Nous avons récemment eu l’occasion de disposer d’un Leica M11-P (qui, au cœur, est le même que le M11, le M11-D et le M EV1) devant notre scène de studio. Bien que nous ayons tenté de photographier la scène avec le M11 standard auparavant, nous n’avons pas réussi à obtenir un objectif optimal pour ce faire. Leica a cette fois pu nous prêter le APO-Summicron-M 90mm f/2 ASPH, ce qui nous a donné une représentation bien meilleure des performances de l’appareil.
Notre scène de test est conçue pour simuler une variété de textures, de couleurs et de types de détails que vous rencontrerez dans le monde réel. Elle dispose également de deux modes d’éclairage, une lumière uniforme et une lumière directionnelle faible, afin de voir l’effet de conditions d’éclairage différentes.
Avec son ISO de base de 64, les Raw traités du Leica M11-P démarrent plus propres que la plupart (bien que pas tous) de ses concurrents au format plein cadre et affichent des niveaux de bruit approximativement similaires à ceux que nous voyons sur des appareils comme le Nikon Z7 II, qui dispose également d’une base ISO inférieure à 100. Sans surprise, il capture énormément de détails, au même niveau que ce à quoi nous nous attendons des autres appareils utilisant le capteur de 61 MP de Sony. À des ISOs moyens et élevés, ses Raw se situent au même niveau que ceux d’autres appareils plein cadre modernes.
Le moteur JPEG du M11-P produit des couleurs agréables, mais n’est pas tout à fait aussi efficace pour révéler l’étendue complète des détails capturés par les Raw, même à l’ISO de base. Cela devient plus évident à des ISOs plus élevés, l’appareil effectuant un travail décent, mais non en tête, pour conserver les détails malgré sa réduction du bruit.

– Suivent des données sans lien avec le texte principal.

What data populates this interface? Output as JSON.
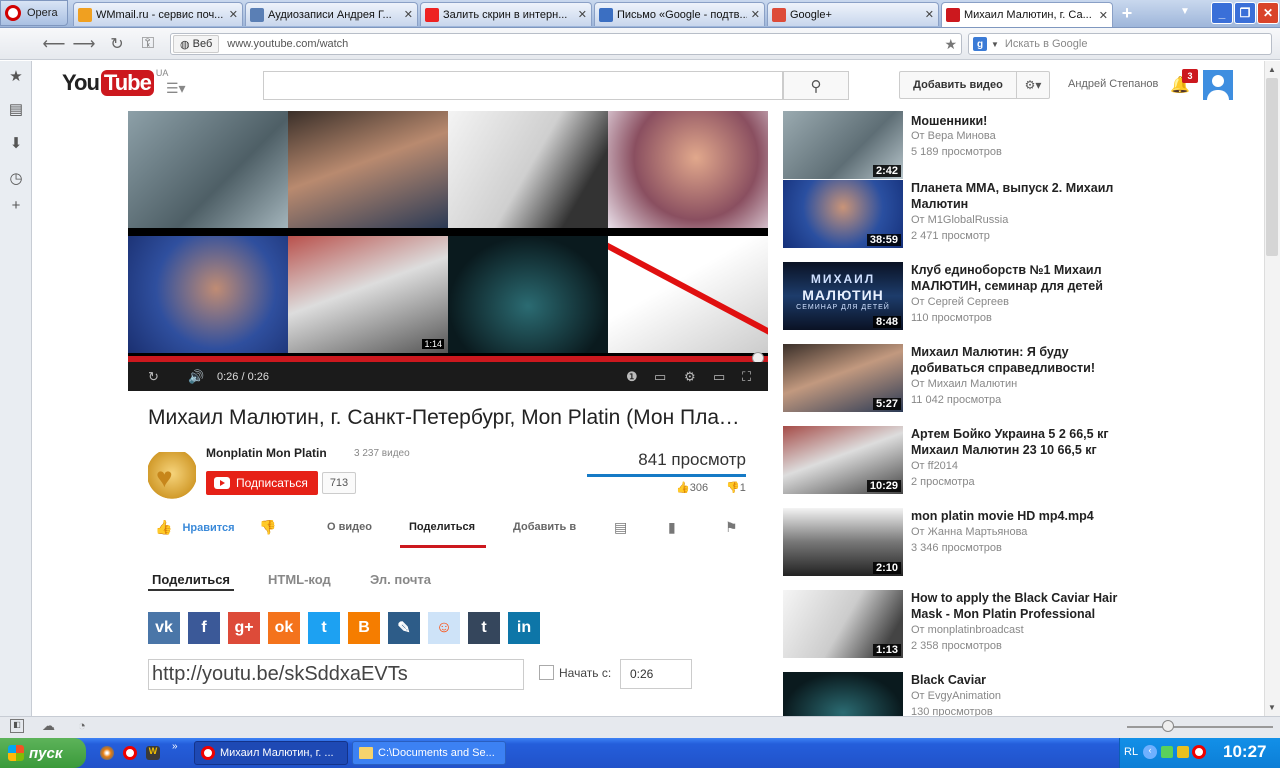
{
  "browser": {
    "menu_label": "Opera",
    "tabs": [
      {
        "label": "WMmail.ru - сервис поч...",
        "icon": "wmmail-icon",
        "color": "#f0a020"
      },
      {
        "label": "Аудиозаписи Андрея Г...",
        "icon": "vk-audio-icon",
        "color": "#5a7fb5"
      },
      {
        "label": "Залить скрин в интерн...",
        "icon": "yandex-icon",
        "color": "#e22"
      },
      {
        "label": "Письмо «Google - подтв...",
        "icon": "mail-icon",
        "color": "#3b6fc2"
      },
      {
        "label": "Google+",
        "icon": "google-plus-icon",
        "color": "#dd4b39"
      },
      {
        "label": "Михаил Малютин, г. Са...",
        "icon": "youtube-icon",
        "color": "#cc181e"
      }
    ],
    "address": {
      "badge": "Веб",
      "url": "www.youtube.com/watch"
    },
    "search": {
      "engine": "g",
      "placeholder": "Искать в Google"
    }
  },
  "youtube": {
    "logo_you": "You",
    "logo_tube": "Tube",
    "logo_region": "UA",
    "upload_label": "Добавить видео",
    "username": "Андрей Степанов",
    "notifications": "3"
  },
  "player": {
    "time": "0:26 / 0:26",
    "thumb_durations": [
      "1:14"
    ]
  },
  "video": {
    "title": "Михаил Малютин, г. Санкт-Петербург, Mon Platin (Мон Платин)",
    "channel": "Monplatin Mon Platin",
    "video_count": "3 237 видео",
    "subscribe_label": "Подписаться",
    "subscribers": "713",
    "views": "841 просмотр",
    "likes": "306",
    "dislikes": "1",
    "like_label": "Нравится",
    "tabs": {
      "about": "О видео",
      "share": "Поделиться",
      "add": "Добавить в"
    },
    "share_tabs": {
      "share": "Поделиться",
      "embed": "HTML-код",
      "email": "Эл. почта"
    },
    "share_link": "http://youtu.be/skSddxaEVTs",
    "start_label": "Начать с:",
    "start_time": "0:26"
  },
  "social": [
    {
      "name": "vk-icon",
      "glyph": "vk",
      "color": "#4a76a8"
    },
    {
      "name": "facebook-icon",
      "glyph": "f",
      "color": "#3b5998"
    },
    {
      "name": "google-plus-icon",
      "glyph": "g+",
      "color": "#dd4b39"
    },
    {
      "name": "odnoklassniki-icon",
      "glyph": "ok",
      "color": "#f4731c"
    },
    {
      "name": "twitter-icon",
      "glyph": "t",
      "color": "#1da1f2"
    },
    {
      "name": "blogger-icon",
      "glyph": "B",
      "color": "#f57d00"
    },
    {
      "name": "livejournal-icon",
      "glyph": "✎",
      "color": "#2d5c88"
    },
    {
      "name": "reddit-icon",
      "glyph": "☺",
      "color": "#cee3f8"
    },
    {
      "name": "tumblr-icon",
      "glyph": "t",
      "color": "#35465c"
    },
    {
      "name": "linkedin-icon",
      "glyph": "in",
      "color": "#0e76a8"
    }
  ],
  "related": [
    {
      "title": "Мошенники!",
      "by": "От Вера Минова",
      "views": "5 189 просмотров",
      "duration": "2:42"
    },
    {
      "title": "Планета ММА, выпуск 2. Михаил Малютин",
      "by": "От M1GlobalRussia",
      "views": "2 471 просмотр",
      "duration": "38:59"
    },
    {
      "title": "Клуб единоборств №1 Михаил МАЛЮТИН, семинар для детей",
      "by": "От Сергей Сергеев",
      "views": "110 просмотров",
      "duration": "8:48"
    },
    {
      "title": "Михаил Малютин: Я буду добиваться справедливости!",
      "by": "От Михаил Малютин",
      "views": "11 042 просмотра",
      "duration": "5:27"
    },
    {
      "title": "Артем Бойко Украина 5 2 66,5 кг Михаил Малютин 23 10 66,5 кг",
      "by": "От ff2014",
      "views": "2 просмотра",
      "duration": "10:29"
    },
    {
      "title": "mon platin movie HD mp4.mp4",
      "by": "От Жанна Мартьянова",
      "views": "3 346 просмотров",
      "duration": "2:10"
    },
    {
      "title": "How to apply the Black Caviar Hair Mask - Mon Platin Professional",
      "by": "От monplatinbroadcast",
      "views": "2 358 просмотров",
      "duration": "1:13"
    },
    {
      "title": "Black Caviar",
      "by": "От EvgyAnimation",
      "views": "130 просмотров",
      "duration": ""
    }
  ],
  "related_thumb_text": {
    "klub_line1": "МИХАИЛ",
    "klub_line2": "МАЛЮТИН",
    "klub_line3": "СЕМИНАР ДЛЯ ДЕТЕЙ"
  },
  "taskbar": {
    "start_label": "пуск",
    "items": [
      "Михаил Малютин, г. ...",
      "C:\\Documents and Se..."
    ],
    "lang": "RL",
    "clock": "10:27"
  }
}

Cette réduction du bruit ne semble pas non plus aussi sophistiquée que celle utilisée par Canon, Nikon et Sony, laissant davantage de bruit chroma et luma dans le JPEG.
Nous avons constaté les effets du « shutter shock » (choc d’obturation) sur des images prises à des vitesses plus faibles avec l’obturateur mécanique, et nous avons utilisé des prises avec obturateur électronique pour certains échantillons afin d’obtenir les résultats les plus nets possibles. Bien que ce soit une caractéristique dont il faut être conscient lors de la prise de vue sur trépied, pour les prises à main levée, votre capacité à faire la mise au point de l’appareil et à le maintenir immobile, combinée à son capteur non stabilisé, serait plus susceptible d’être le facteur limitant de la netteté.

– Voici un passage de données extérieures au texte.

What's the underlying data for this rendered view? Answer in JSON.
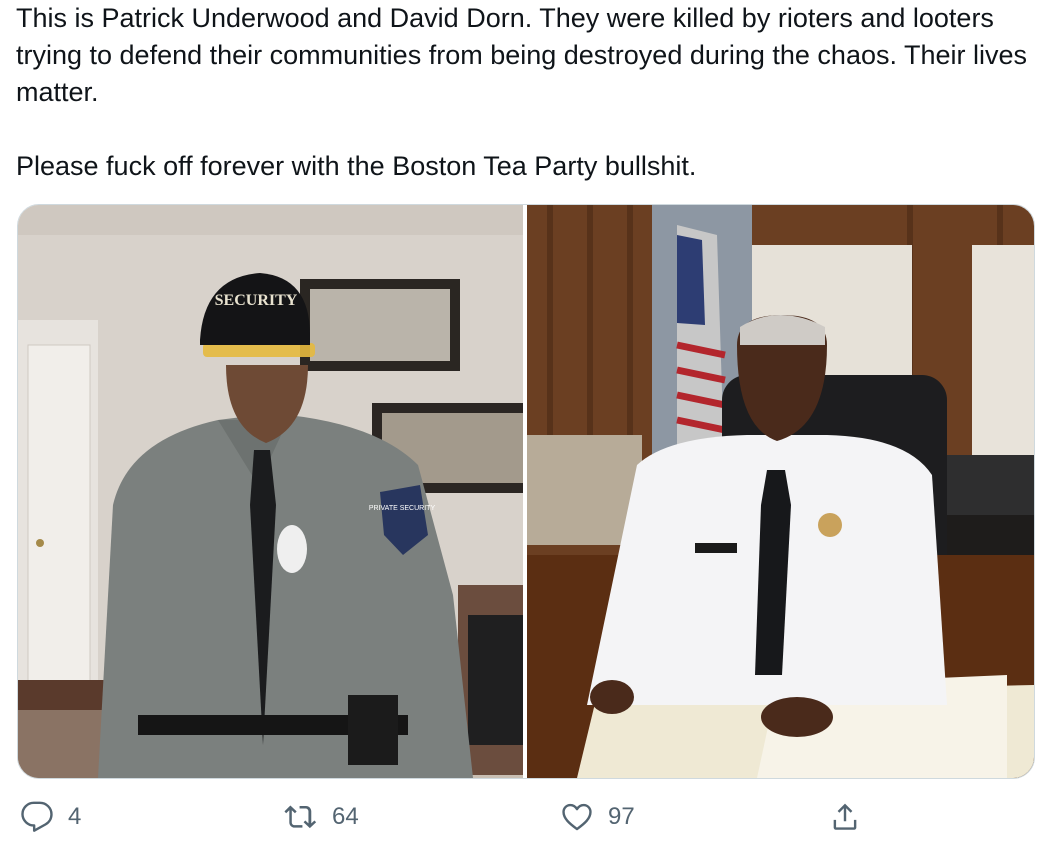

En termes de plage dynamique, le M11-P se porte aussi bien que ce à quoi nous nous attendons compte tenu des excellents résultats que nous voyons souvent avec ce capteur, vous offrant une grande latitude pour remonter les ombres en post-production ou pour exposer afin de préserver les hautes lumières.
Latitude d’exposition | Invariance ISO
Le M11-P est capable d’une excellente qualité d’image en conditions de studio, même si, réalistement, ce n’est pas là que l’appareil et son mécanisme de mise au point à télémètre se sentent le plus chez eux. Quoi qu’il en soit, il est bon de savoir que quelle que soit l’objectif que vous cherchez à accomplir avec lui, le capteur est tout à fait capable de délivrer la qualité d’image dont vous avez besoin.